O placar estava em 2 a 0, mas o jogo foi ainda mais expressivo.
A Espanha chegou à sua primeira final de Copa do Mundo desde que conquistou o troféu em Joanesburgo, há 16 anos, com talvez o desempenho mais completo do torneio, sufocando a equipe de Didier Deschamps com pressão incansável, posse de bola impecável e organização defensiva.
A França fez apenas três remates à baliza e raramente pareceu capaz de perturbar a selecção espanhola, que controlou tanto a bola como o ritmo da noite.
“Eles defenderam muito bem”, admitiu Deschamps depois. “Eles nos deixaram muito pouco espaço.
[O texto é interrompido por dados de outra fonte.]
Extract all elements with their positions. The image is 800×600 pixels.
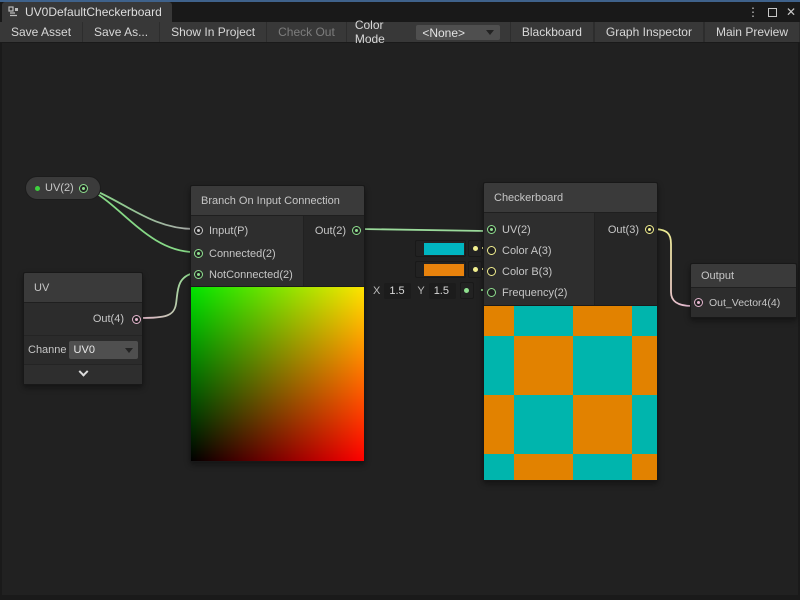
- port-label: UV(2): [502, 224, 531, 236]
- port-out-vector4[interactable]: [694, 298, 703, 307]
- node-checkerboard[interactable]: Checkerboard UV(2) Color A(3) Color B(3)…: [483, 182, 658, 481]
- blackboard-toggle[interactable]: Blackboard: [510, 22, 594, 42]
- channel-dropdown[interactable]: UV0: [69, 341, 138, 359]
- port-label: Out_Vector4(4): [709, 297, 780, 309]
- maximize-icon[interactable]: [768, 8, 777, 17]
- checkerboard-preview: [484, 305, 657, 480]
- uv-out-label: Out(4): [93, 313, 124, 325]
- chevron-down-icon: [78, 367, 88, 377]
- port-label: Frequency(2): [502, 287, 567, 299]
- connector-dot: [464, 288, 469, 293]
- close-icon[interactable]: ✕: [786, 6, 796, 18]
- port-connected[interactable]: [194, 249, 203, 258]
- color-a-swatch[interactable]: [415, 240, 466, 257]
- preview-state-dot: [35, 186, 40, 191]
- color-mode-label: Color Mode: [347, 22, 416, 42]
- tab-title: UV0DefaultCheckerboard: [25, 5, 162, 19]
- frequency-widget: X 1.5 Y 1.5: [369, 282, 474, 299]
- node-uv2-pill[interactable]: UV(2): [25, 176, 101, 200]
- color-b-swatch[interactable]: [415, 261, 466, 278]
- channel-label: Channe: [28, 344, 67, 356]
- port-label: Color A(3): [502, 245, 552, 257]
- frequency-x-input[interactable]: 1.5: [384, 283, 411, 299]
- connector-dot: [473, 267, 478, 272]
- save-asset-button[interactable]: Save Asset: [0, 22, 83, 42]
- port-frequency[interactable]: [487, 288, 496, 297]
- show-in-project-button[interactable]: Show In Project: [160, 22, 267, 42]
- y-label: Y: [413, 285, 428, 297]
- save-as-button[interactable]: Save As...: [83, 22, 160, 42]
- color-b-widget: [415, 261, 482, 278]
- port-label: Color B(3): [502, 266, 552, 278]
- collapse-expander[interactable]: [24, 365, 142, 384]
- node-title: Branch On Input Connection: [191, 186, 364, 216]
- node-output[interactable]: Output Out_Vector4(4): [690, 263, 797, 318]
- tab-uv0defaultcheckerboard[interactable]: UV0DefaultCheckerboard: [2, 2, 172, 22]
- color-mode-dropdown[interactable]: <None>: [416, 25, 500, 40]
- port-branch-out[interactable]: [352, 226, 361, 235]
- node-branch-on-input-connection[interactable]: Branch On Input Connection Input(P) Conn…: [190, 185, 365, 462]
- pill-label: UV(2): [45, 182, 74, 194]
- node-title: Output: [691, 264, 796, 288]
- port-input-p[interactable]: [194, 226, 203, 235]
- shader-graph-window: UV0DefaultCheckerboard ⋮ ✕ Save Asset Sa…: [0, 0, 800, 600]
- port-label: Connected(2): [209, 248, 276, 260]
- port-uv-out4[interactable]: [132, 315, 141, 324]
- shader-graph-icon: [8, 6, 20, 18]
- check-out-button: Check Out: [267, 22, 347, 42]
- chevron-down-icon: [486, 30, 494, 35]
- port-checker-out[interactable]: [645, 225, 654, 234]
- graph-inspector-toggle[interactable]: Graph Inspector: [594, 22, 704, 42]
- node-title: Checkerboard: [484, 183, 657, 213]
- menu-icon[interactable]: ⋮: [747, 6, 759, 18]
- main-preview-toggle[interactable]: Main Preview: [704, 22, 800, 42]
- connector-dot: [473, 246, 478, 251]
- window-controls: ⋮ ✕: [747, 2, 796, 22]
- x-label: X: [369, 285, 384, 297]
- port-notconnected[interactable]: [194, 270, 203, 279]
- chevron-down-icon: [125, 348, 133, 353]
- port-label: Out(2): [315, 225, 346, 237]
- node-title: UV: [24, 273, 142, 303]
- node-uv[interactable]: UV Out(4) Channe UV0: [23, 272, 143, 385]
- graph-toolbar: Save Asset Save As... Show In Project Ch…: [0, 22, 800, 43]
- port-label: NotConnected(2): [209, 269, 293, 281]
- port-color-b[interactable]: [487, 267, 496, 276]
- port-uv2-out[interactable]: [79, 184, 88, 193]
- channel-value: UV0: [74, 344, 95, 356]
- uv-gradient-preview: [191, 286, 364, 461]
- port-checker-uv[interactable]: [487, 225, 496, 234]
- frequency-y-input[interactable]: 1.5: [429, 283, 456, 299]
- port-label: Input(P): [209, 225, 248, 237]
- port-color-a[interactable]: [487, 246, 496, 255]
- color-a-widget: [415, 240, 482, 257]
- color-mode-value: <None>: [422, 26, 465, 40]
- port-label: Out(3): [608, 224, 639, 236]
Como cometemos erros técnicos, ficou difícil causar problemas para eles.”
Rodri e Fabian Ruiz controlaram o meio-campo, enquanto Pau Koubarsi e Aymeric Laporte avançaram para anular a ameaça de Mbappe, que não conseguiu acertar o gol pela primeira vez em suas últimas nove partidas na Copa do Mundo.
A equipe de Luis de la Fuente chegou à final sofrendo apenas um gol em sete partidas, tornando-se o primeiro time na história da Copa do Mundo a registrar seis jogos sem sofrer golos em um único torneio.
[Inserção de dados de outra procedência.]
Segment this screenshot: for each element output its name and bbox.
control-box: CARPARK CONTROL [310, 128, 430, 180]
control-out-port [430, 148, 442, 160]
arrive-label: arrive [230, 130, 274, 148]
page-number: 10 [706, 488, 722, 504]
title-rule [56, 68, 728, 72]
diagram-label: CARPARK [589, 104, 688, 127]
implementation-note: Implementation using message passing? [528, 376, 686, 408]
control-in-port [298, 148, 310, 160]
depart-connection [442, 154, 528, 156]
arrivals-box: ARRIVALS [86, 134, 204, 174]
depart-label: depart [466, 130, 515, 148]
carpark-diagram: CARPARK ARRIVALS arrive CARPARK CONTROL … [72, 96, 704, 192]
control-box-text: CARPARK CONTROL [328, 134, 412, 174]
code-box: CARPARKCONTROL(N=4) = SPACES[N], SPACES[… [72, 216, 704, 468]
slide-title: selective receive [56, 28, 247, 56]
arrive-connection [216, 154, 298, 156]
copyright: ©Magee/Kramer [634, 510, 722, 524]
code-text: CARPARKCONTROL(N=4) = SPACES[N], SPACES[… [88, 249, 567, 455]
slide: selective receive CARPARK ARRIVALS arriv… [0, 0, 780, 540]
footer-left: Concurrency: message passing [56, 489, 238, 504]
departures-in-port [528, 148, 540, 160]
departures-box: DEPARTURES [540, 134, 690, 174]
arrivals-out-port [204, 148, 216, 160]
Ele está agora há 37 partidas sem perder em todas as competições e está a uma vitória de se tornar o terceiro campeão europeu a vencer uma Copa do Mundo.
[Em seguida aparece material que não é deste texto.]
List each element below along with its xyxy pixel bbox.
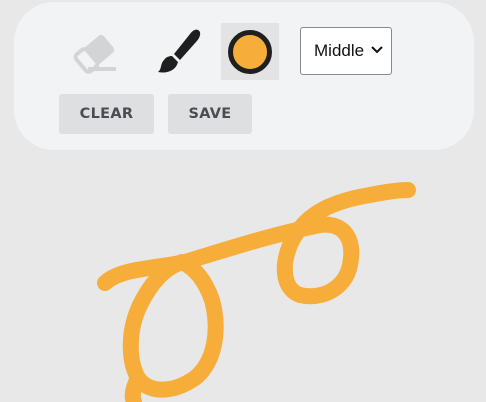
brush-size-value: Middle [314,41,365,60]
chevron-down-icon [371,46,383,54]
clear-button-label: CLEAR [79,106,134,122]
clear-button[interactable]: CLEAR [59,94,154,134]
paint-brush-icon [158,29,201,73]
save-button-label: SAVE [188,106,232,122]
brush-size-select[interactable]: Middle [300,27,392,75]
color-swatch [228,29,272,74]
eraser-icon [73,35,116,74]
eraser-tool-button[interactable] [66,28,124,76]
color-picker-button[interactable] [221,23,279,80]
brush-tool-button[interactable] [150,28,206,76]
toolbar: Middle CLEAR SAVE [14,2,474,150]
save-button[interactable]: SAVE [168,94,252,134]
A Espanha reduziu a expectativa de gols para 0,30, o menor desempenho ofensivo da França em uma Copa do Mundo em seis décadas. A França tentou apenas 10 chutes, dos quais apenas um foi desferido a uma distância de 13 metros do gol espanhol.
A defesa da Espanha começa muito antes de o adversário chegar aos seus defesas-centrais. Rodri e Ruiz monopolizam a posse, a imprensa toma decisões precipitadas, as faixas de ultrapassagem desaparecem e os ataques param antes que possam ganhar impulso.
“Não conseguimos encontrar uma solução”, admitiu Deschamps. “Comparados a eles, nas nossas combinações e sequências de passes, também são excelentes na leitura do jogo e na intercepção de passes. Este é normalmente um dos nossos pontos fortes. Houve também muitos pontos fortes no lado adversário.”
Este entendimento colectivo tornou-se a maior força de Espanha.
Lamin Yamal deslumbra, Rodri dita, Kubarsi defende com a confiança de um veterano e Mikel Oyarzabal continua com o hábito de decidir os jogos mais importantes.
Pedro Porro, cuja primeira função costuma ser impedir atacantes de elite, marcou o segundo gol para encerrar a disputa. As estrelas mudam de jogo para jogo porque o sistema permanece.
A Espanha teve o maior número de viradas forçadas (303) no torneio, completou o maior número de passes (4.592) com uma taxa de sucesso de 91 por cento, e também teve o maior número de tentativas de quebra de linha defensiva (175) com uma taxa de sucesso de 65 por cento, enquanto liderava as paradas em quase todas as métricas de movimento.
“Começamos há quase quatro anos com uma ideia e fomos fiéis a essa ideia, e isso nos trouxe até aqui”, disse De la Fuente.
“Hoje enfrentamos uma das melhores seleções do mundo, mas diante deles estava o melhor time do mundo.
Durante anos, a Espanha foi admirada pela sua posse, mas questionada pela falta de tecnologia avançada.
A geração atual encontrou um equilíbrio. Ele monopoliza a bola sem ficar estéril, ataca sem perder estrutura e defende sem recuar.
Apenas um time conseguiu vencer Unai Simon em sete partidas da Copa do Mundo.
Faltando um jogo, talvez esta estatística decida o torneio espanhol.
Publicado – 15 de julho de 2026, 23h18 EST.